In fact, while looking only at older buyers, there is an even more
pronounced increase in density at the date extremes than with
high-priced houses. This is a likely deeper explanation for the
price/date correlation. These patterns are difficult to convey in the
static pictures in this paper. Figure 6 shows the reuse of this exploration session on a subset of the data
including only older buyers. The age-dependence of the distribution
of sale dates is apparent - it is almost linear for these buyers,
with winters being, if anything, more active.
Figure 6:Noticing interesting patterns for older buyers, the analyst wants to reuse the previous visualizations, but for only the 47 (/126) older buyers she has currently selected with the Birthdate slider. There are two ways to remove the younger buyers from the QueryEnvironment, illustrating how negation is done in Visage. The first option is to move the slider to invert the selection, and then drag the newly selected younger buyers to the trash. Alternatively, the analyst can temporarily store the currently selected older buyers by dragging them to the desktop, leaving only 79 younger buyers. These are then dragged to the trash, leaving an empty query and visualizations. Finally the stored object representing the older buyers is dropped back onto the Person dynamic aggregate. The visualizations automatically zoom in to the new ranges of attribute values as shown.
Back to figure 5, another interesting pattern is the
distribution of date bar lengths. One might expect that this
distribution would tail off for longer bars, but the long bars are
quite salient and it looks like the distribution is almost uniform.
There is no attribute corresponding to this interval, however, so
there is no histogram to look at. So the analyst defines one, using a
spreadsheet-like interface. The resulting histogram has a rather long
tail (figure 6), but nothing as surprising
as first appeared.
The primary point we want to illustrate is that interactive visualization systems have the potential to make it easy to explore data for tentative patterns. Here two visualizations immediately generated several hypotheses for deeper analysis, as well as patterns to steer a data mining algorithm away from. Coordination across multiple applications allows exploration to unfold continuously, without burdening the analyst with rerunning commands, regenerating visualizations at various stages, and still having them uncoordinated. These capabilities were enabled by a visual query language that forges an appropriate compromise between ease-of-use and expressive power, and by the dual extensional/intensional nature of dynamic aggregates. The queries required more expressive power than is available in previous visualization systems, yet were simple to construct by virtue of the analogy to direct manipulation operations in Visage. Queries involving multiple objects mirrors navigation, selecting properties to be visualized is done with a sketch, filtering is done with sliders and brushing, and arithmetic operations are entered as in spreadsheet formulas.

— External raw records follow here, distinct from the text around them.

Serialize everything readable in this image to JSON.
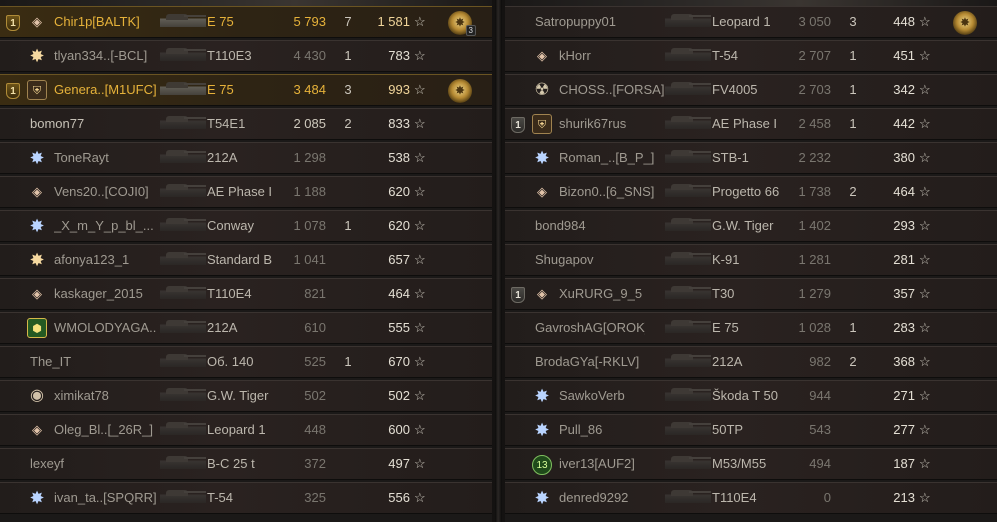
{
  "teams": {
    "left": [
      {
        "squad": "1",
        "squad_style": "gold",
        "clan": "diamond",
        "name": "Chir1p[BALTK]",
        "vehicle": "E 75",
        "damage": "5 793",
        "kills": "7",
        "xp": "1 581",
        "medal": true,
        "medal_count": "3",
        "highlight": true
      },
      {
        "squad": "",
        "clan": "star",
        "name": "tlyan334..[-BCL]",
        "vehicle": "T110E3",
        "damage": "4 430",
        "kills": "1",
        "xp": "783",
        "medal": false,
        "highlight": false
      },
      {
        "squad": "1",
        "squad_style": "gold",
        "clan": "shield",
        "name": "Genera..[M1UFC]",
        "vehicle": "E 75",
        "damage": "3 484",
        "kills": "3",
        "xp": "993",
        "medal": true,
        "medal_count": "",
        "highlight": true
      },
      {
        "squad": "",
        "clan": "",
        "name": "bomon77",
        "vehicle": "T54E1",
        "damage": "2 085",
        "kills": "2",
        "xp": "833",
        "medal": false,
        "highlight": false,
        "bright": true
      },
      {
        "squad": "",
        "clan": "starblue",
        "name": "ToneRayt",
        "vehicle": "212A",
        "damage": "1 298",
        "kills": "",
        "xp": "538",
        "medal": false,
        "highlight": false
      },
      {
        "squad": "",
        "clan": "diamond",
        "name": "Vens20..[COJI0]",
        "vehicle": "AE Phase I",
        "damage": "1 188",
        "kills": "",
        "xp": "620",
        "medal": false,
        "highlight": false
      },
      {
        "squad": "",
        "clan": "starblue",
        "name": "_X_m_Y_p_bl_...",
        "vehicle": "Conway",
        "damage": "1 078",
        "kills": "1",
        "xp": "620",
        "medal": false,
        "highlight": false
      },
      {
        "squad": "",
        "clan": "star",
        "name": "afonya123_1",
        "vehicle": "Standard B",
        "damage": "1 041",
        "kills": "",
        "xp": "657",
        "medal": false,
        "highlight": false
      },
      {
        "squad": "",
        "clan": "diamond",
        "name": "kaskager_2015",
        "vehicle": "T110E4",
        "damage": "821",
        "kills": "",
        "xp": "464",
        "medal": false,
        "highlight": false
      },
      {
        "squad": "",
        "clan": "hex",
        "name": "WMOLODYAGA..",
        "vehicle": "212A",
        "damage": "610",
        "kills": "",
        "xp": "555",
        "medal": false,
        "highlight": false
      },
      {
        "squad": "",
        "clan": "",
        "name": "The_IT",
        "vehicle": "Об. 140",
        "damage": "525",
        "kills": "1",
        "xp": "670",
        "medal": false,
        "highlight": false
      },
      {
        "squad": "",
        "clan": "round",
        "name": "ximikat78",
        "vehicle": "G.W. Tiger",
        "damage": "502",
        "kills": "",
        "xp": "502",
        "medal": false,
        "highlight": false
      },
      {
        "squad": "",
        "clan": "diamond",
        "name": "Oleg_Bl..[_26R_]",
        "vehicle": "Leopard 1",
        "damage": "448",
        "kills": "",
        "xp": "600",
        "medal": false,
        "highlight": false
      },
      {
        "squad": "",
        "clan": "",
        "name": "lexeyf",
        "vehicle": "B-C 25 t",
        "damage": "372",
        "kills": "",
        "xp": "497",
        "medal": false,
        "highlight": false
      },
      {
        "squad": "",
        "clan": "starblue",
        "name": "ivan_ta..[SPQRR]",
        "vehicle": "T-54",
        "damage": "325",
        "kills": "",
        "xp": "556",
        "medal": false,
        "highlight": false
      }
    ],
    "right": [
      {
        "squad": "",
        "clan": "",
        "name": "Satropuppy01",
        "vehicle": "Leopard 1",
        "damage": "3 050",
        "kills": "3",
        "xp": "448",
        "medal": true,
        "medal_count": "",
        "highlight": false
      },
      {
        "squad": "",
        "clan": "diamond",
        "name": "kHorr",
        "vehicle": "T-54",
        "damage": "2 707",
        "kills": "1",
        "xp": "451",
        "medal": false,
        "highlight": false
      },
      {
        "squad": "",
        "clan": "face",
        "name": "CHOSS..[FORSA]",
        "vehicle": "FV4005",
        "damage": "2 703",
        "kills": "1",
        "xp": "342",
        "medal": false,
        "highlight": false
      },
      {
        "squad": "1",
        "squad_style": "grey",
        "clan": "shield",
        "name": "shurik67rus",
        "vehicle": "AE Phase I",
        "damage": "2 458",
        "kills": "1",
        "xp": "442",
        "medal": false,
        "highlight": false
      },
      {
        "squad": "",
        "clan": "starblue",
        "name": "Roman_..[B_P_]",
        "vehicle": "STB-1",
        "damage": "2 232",
        "kills": "",
        "xp": "380",
        "medal": false,
        "highlight": false
      },
      {
        "squad": "",
        "clan": "diamond",
        "name": "Bizon0..[6_SNS]",
        "vehicle": "Progetto 66",
        "damage": "1 738",
        "kills": "2",
        "xp": "464",
        "medal": false,
        "highlight": false
      },
      {
        "squad": "",
        "clan": "",
        "name": "bond984",
        "vehicle": "G.W. Tiger",
        "damage": "1 402",
        "kills": "",
        "xp": "293",
        "medal": false,
        "highlight": false
      },
      {
        "squad": "",
        "clan": "",
        "name": "Shugapov",
        "vehicle": "K-91",
        "damage": "1 281",
        "kills": "",
        "xp": "281",
        "medal": false,
        "highlight": false
      },
      {
        "squad": "1",
        "squad_style": "grey",
        "clan": "diamond",
        "name": "XuRURG_9_5",
        "vehicle": "T30",
        "damage": "1 279",
        "kills": "",
        "xp": "357",
        "medal": false,
        "highlight": false
      },
      {
        "squad": "",
        "clan": "",
        "name": "GavroshAG[OROK]",
        "vehicle": "E 75",
        "damage": "1 028",
        "kills": "1",
        "xp": "283",
        "medal": false,
        "highlight": false
      },
      {
        "squad": "",
        "clan": "",
        "name": "BrodaGYa[-RKLV]",
        "vehicle": "212A",
        "damage": "982",
        "kills": "2",
        "xp": "368",
        "medal": false,
        "highlight": false
      },
      {
        "squad": "",
        "clan": "starblue",
        "name": "SawkoVerb",
        "vehicle": "Škoda T 50",
        "damage": "944",
        "kills": "",
        "xp": "271",
        "medal": false,
        "highlight": false
      },
      {
        "squad": "",
        "clan": "starblue",
        "name": "Pull_86",
        "vehicle": "50TP",
        "damage": "543",
        "kills": "",
        "xp": "277",
        "medal": false,
        "highlight": false
      },
      {
        "squad": "",
        "clan": "num",
        "name": "iver13[AUF2]",
        "vehicle": "M53/M55",
        "damage": "494",
        "kills": "",
        "xp": "187",
        "medal": false,
        "highlight": false
      },
      {
        "squad": "",
        "clan": "starblue",
        "name": "denred9292",
        "vehicle": "T110E4",
        "damage": "0",
        "kills": "",
        "xp": "213",
        "medal": false,
        "highlight": false
      }
    ]
  },
  "star_glyph": "☆"
}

IDEA Selfridge96 is an interactive tool for exploring and analyzing business marketing data. It uses a random subset of the data for exploration, and retains a history of user queries connected by derivational and subsumption relations. Each query is specified relative to a root relational table, and can thus be reused on the full dataset. IDEA emphasizes range selection and aggregation operations (termed segmentation), giving a careful taxonomy and semantics for the latter. However it can only explore a single relational table, and it merely imports and exports data to external tools, rather than offering a common front end for them.
Visage/VQE uses this random subset idea, and has a
direct-manipulation interface (not described here) for specifying aggregation operations. It does not yet have a
history mechanism. Visage relies more heavily on a shared object
database optionally including metadata than does IDEA, although less
so than IDEA's predecessor, IMACS [Brachman et al.